It all comes down to choices

I recently read an article by Knight Kiplinger of Kiplinger’s magazine. Kiplinger wrote:

“Sure, I yearn for some aspects of the America of my boyhood, the 1950s, when there was better social order and respect for authority, fewer divorces (underline added by me) and no public vulgarity in popular culture.”

He goes on to say:

“But that was also an era in which a higher proportion of Americans lived in poverty, air and water pollution was far worse, fewer young people could go to college, the average standard of living was much lower, and discrimination against women and racial minorities was rampant – and legal – in all aspects of American life.”

Relating Kiplinger’s words to my profession, it makes me wonder if our society was destined to have an increase in divorces as a natural result of the advances Kiplinger lists (and others he doesn’t list). Is it better to “stick out” a “bad” marriage, or is that also 1950s thinking that has gone the way of poverty, pollution, and discrimination as described by Kiplinger?

This is a question that has to be answered by each of us as individuals. However, I feel strongly that today’s opportunities don’t have to mean a complete absence of yesterday’s order and simplicity.
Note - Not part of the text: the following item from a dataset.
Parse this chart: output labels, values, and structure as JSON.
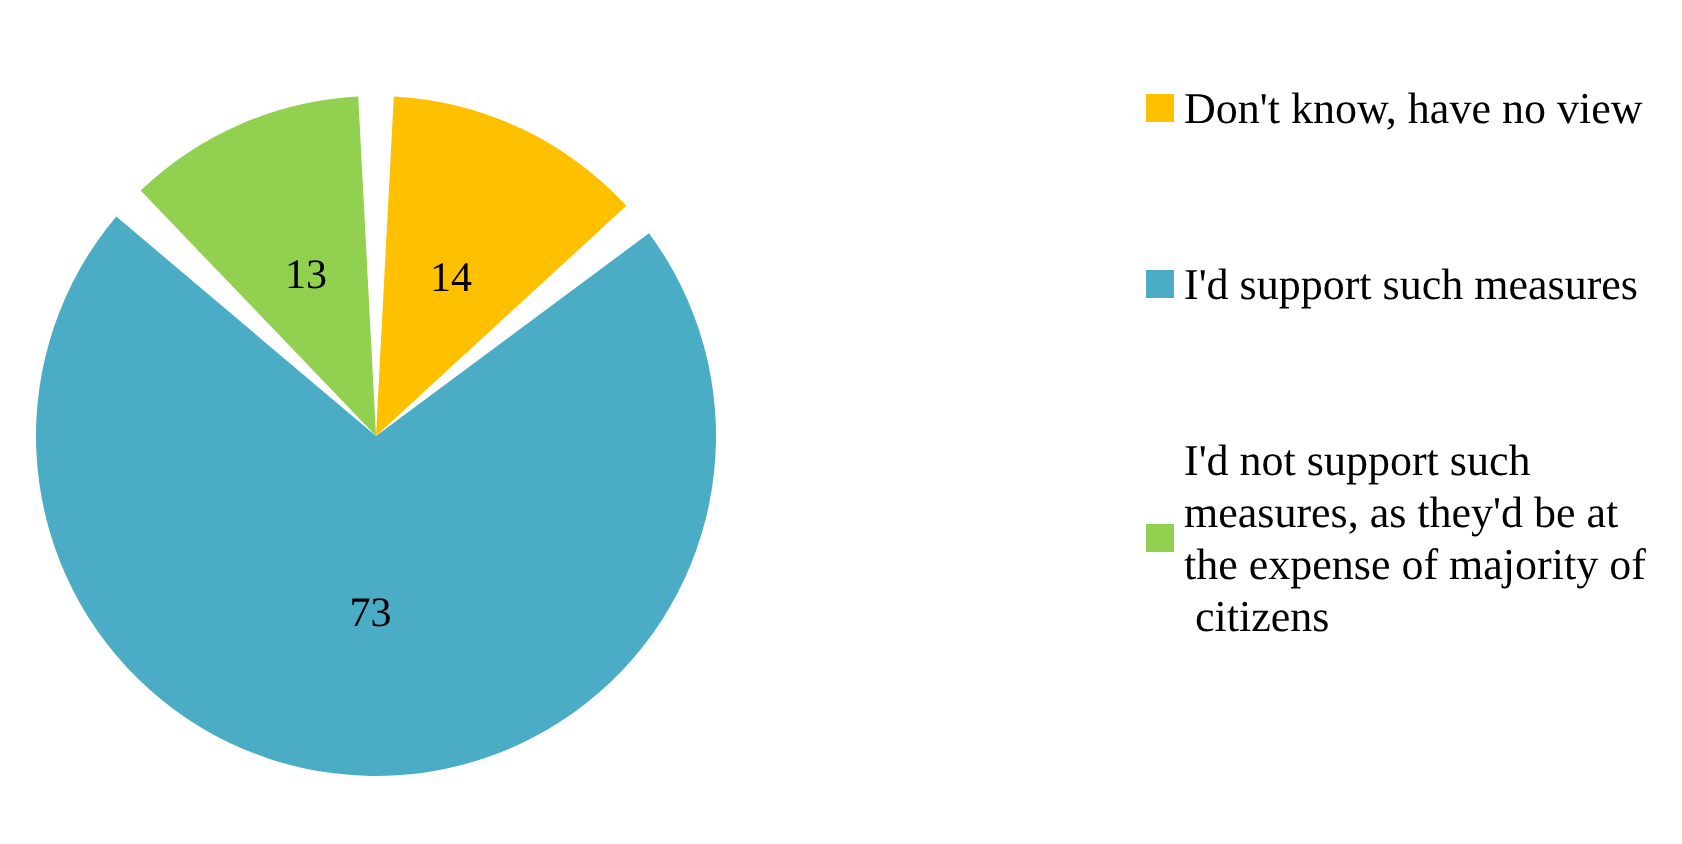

Improved technology doesn’t mean we have to lose personal contact. Increased income and education doesn’t mean we have to lose respect for others. An increase in divorces doesn’t mean we have to allow conflict and anger to consume our families.

It all comes down to choices.

We have the ability to choose to maintain personal contact, to maintain respect for others, and to maintain cooperativeness and civility in divorces.

Divorces are a regular part of today’s society. Conflict, anger, and violence don’t have to be. The choice is ours.